New Year, Knew Who? Ruwaida Abela Northen On Bittersweet New Beginnings
The new year makes Bazaar Arabia columnist Ruwaida Abela Northen feel that change is necessary – even if it’s tinged with loss
A week before my birthday in October, I was in a meeting where the conversations drifted between business and life while drinking Turkish coffee. When I finished mine, my date couldn’t help but peek into my cup. She tilted it toward the light, studied the dark residue, and smiled. “You’re making space,” she said. “There’s something big shifting in your life; new chapters, bold decisions. There’s a cluster near the handle that looks like a wing or feather, wings on the rim suggest you’ve recently freed yourself from a weight.”
I remember sitting there, silent, the bitterness of the coffee still on my tongue. I’d just walked away from someone I thought was a friend, a battle I didn’t see coming. One that left me questioning my instincts and wondering whether closeness always comes with a price. That reading stayed with me for weeks. Not because I suddenly believed in fortune-telling (I am already a believer, obvs), but because it felt like the universe had found a way to tell me everything was going to be okay.
Every January, we talk about beginnings. New year, new habits, new energy, new versions of us. But no one talks about the endings that happen before these beginnings. Last year, I was forced to make decisions. They manifested themselves as a series of small, deliberate silences. I stopped chasing what didn’t feel right. I stopped explaining myself to those committed to misunderstanding me. I stopped saying “yes” when every part of me meant no. Because peace comes from removing what doesn’t fit anymore. Everything gets re-evaluated. You start asking the hard questions: Does this person still add light to my life? Am I proud of the way I show up in this story? If the answer is no, you should quietly let go.
Some people don’t take well to exits. They notice when your texts get shorter or when your energy feels detached. They’ll say you’ve changed – and they’ll be right. Because change is choosing not to shrink to fit the old mould of who someone else needs you to be.

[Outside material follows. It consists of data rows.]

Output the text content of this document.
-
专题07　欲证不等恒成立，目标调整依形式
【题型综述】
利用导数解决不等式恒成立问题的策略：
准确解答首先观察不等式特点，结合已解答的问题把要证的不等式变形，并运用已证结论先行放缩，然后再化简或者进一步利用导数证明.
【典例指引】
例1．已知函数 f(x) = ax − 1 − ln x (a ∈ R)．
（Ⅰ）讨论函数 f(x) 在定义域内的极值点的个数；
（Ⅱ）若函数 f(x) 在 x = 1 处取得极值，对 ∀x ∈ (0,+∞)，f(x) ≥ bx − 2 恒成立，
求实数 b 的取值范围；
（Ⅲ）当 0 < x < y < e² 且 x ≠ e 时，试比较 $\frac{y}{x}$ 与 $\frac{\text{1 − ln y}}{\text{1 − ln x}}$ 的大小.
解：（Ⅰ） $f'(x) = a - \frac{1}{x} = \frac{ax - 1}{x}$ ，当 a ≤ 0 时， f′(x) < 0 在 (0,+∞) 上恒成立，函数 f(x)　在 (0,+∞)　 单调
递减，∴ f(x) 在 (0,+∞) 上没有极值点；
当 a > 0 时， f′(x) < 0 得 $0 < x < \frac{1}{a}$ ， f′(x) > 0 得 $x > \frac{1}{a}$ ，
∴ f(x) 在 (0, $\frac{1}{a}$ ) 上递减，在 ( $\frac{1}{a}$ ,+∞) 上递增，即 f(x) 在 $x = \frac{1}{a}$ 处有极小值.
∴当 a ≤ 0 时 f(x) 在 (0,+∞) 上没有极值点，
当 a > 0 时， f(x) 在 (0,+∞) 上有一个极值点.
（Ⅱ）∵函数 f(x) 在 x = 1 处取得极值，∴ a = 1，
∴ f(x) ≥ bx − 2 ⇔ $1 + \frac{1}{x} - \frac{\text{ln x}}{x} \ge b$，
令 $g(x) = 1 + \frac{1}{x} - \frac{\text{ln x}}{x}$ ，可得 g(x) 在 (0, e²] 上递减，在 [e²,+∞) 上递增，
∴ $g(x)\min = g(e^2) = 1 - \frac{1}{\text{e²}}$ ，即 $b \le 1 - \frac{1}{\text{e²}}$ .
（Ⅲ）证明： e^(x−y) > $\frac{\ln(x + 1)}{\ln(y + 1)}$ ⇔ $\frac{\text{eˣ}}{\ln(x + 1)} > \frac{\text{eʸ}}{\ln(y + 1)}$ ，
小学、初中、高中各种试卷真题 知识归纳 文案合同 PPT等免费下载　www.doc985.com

Growth will always offend those who preferred you smaller. I’ve made space, ruthlessly, unapologetically. I’ve deleted numbers I no longer need. I’ve stopped answering calls that drain me. I’ve unfollowed (gasp) people whose energy feeds on mine like a vampire. It’s emotional hygiene. The same way we tidy our homes, we need to declutter our lives, remove the dust that settles quietly and suffocates us slowly.

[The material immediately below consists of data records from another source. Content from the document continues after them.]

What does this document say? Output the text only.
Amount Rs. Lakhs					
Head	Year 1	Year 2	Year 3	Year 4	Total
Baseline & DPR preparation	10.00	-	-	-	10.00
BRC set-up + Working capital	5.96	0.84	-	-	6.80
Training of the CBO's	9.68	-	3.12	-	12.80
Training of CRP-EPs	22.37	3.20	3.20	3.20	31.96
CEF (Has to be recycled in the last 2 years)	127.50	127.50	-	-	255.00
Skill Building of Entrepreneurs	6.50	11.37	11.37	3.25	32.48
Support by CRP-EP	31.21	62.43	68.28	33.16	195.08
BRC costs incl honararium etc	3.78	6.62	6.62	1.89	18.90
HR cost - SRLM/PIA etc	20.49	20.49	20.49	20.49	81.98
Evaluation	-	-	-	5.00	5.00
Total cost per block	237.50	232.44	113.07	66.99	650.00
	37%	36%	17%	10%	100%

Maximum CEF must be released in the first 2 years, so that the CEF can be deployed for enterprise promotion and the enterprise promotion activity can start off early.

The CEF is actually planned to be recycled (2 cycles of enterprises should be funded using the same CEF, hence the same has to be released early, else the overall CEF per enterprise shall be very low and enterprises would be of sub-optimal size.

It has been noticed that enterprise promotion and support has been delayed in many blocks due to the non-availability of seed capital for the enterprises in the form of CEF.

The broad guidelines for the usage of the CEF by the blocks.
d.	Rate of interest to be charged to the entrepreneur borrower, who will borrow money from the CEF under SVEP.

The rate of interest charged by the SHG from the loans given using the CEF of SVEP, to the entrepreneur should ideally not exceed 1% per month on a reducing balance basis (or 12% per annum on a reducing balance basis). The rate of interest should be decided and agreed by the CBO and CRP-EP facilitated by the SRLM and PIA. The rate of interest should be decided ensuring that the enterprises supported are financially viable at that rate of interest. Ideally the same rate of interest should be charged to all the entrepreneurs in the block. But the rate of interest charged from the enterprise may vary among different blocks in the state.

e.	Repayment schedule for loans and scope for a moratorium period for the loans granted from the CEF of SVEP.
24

Of course, letting go isn’t always elegant. It can be awkward, messy, and even lonely. You’ll second-guess yourself. You’ll wonder if you were too harsh, too detached, too quick to walk away. But eventually, the peace that follows will feel right. And in that space, something extraordinary happens. New people arrive; the kind who match your energy, who speak your language without needing translation, who celebrate your boundaries instead of resenting them. The universe never leaves empty space unfilled. It waits for you to make room.
We romanticise beginnings too much. We talk about goals, visions, and lists as if becoming ‘better’ is a project plan. When I look back at 2025, I don’t see a highlight reel of achievements (even though I achieved seven out of 10 goals on my vision board). What I see instead are boundaries drawn, energy reclaimed, and self-respect restored. I see the heavy people I stopped carrying, conversations I didn’t chase, closure I stopped waiting for, and moments where I walked away from what I wanted but didn’t really need. I even went to a private Hermès sale and bought nothing. Growth looks different on everyone.
We often think that the new year is about what we want to gain, be it success, love, peace or validation. I found that it’s about what we’re willing to lose. Making space means trusting that what’s gone had to go. After all, nothing grows in a garden that’s overgrown.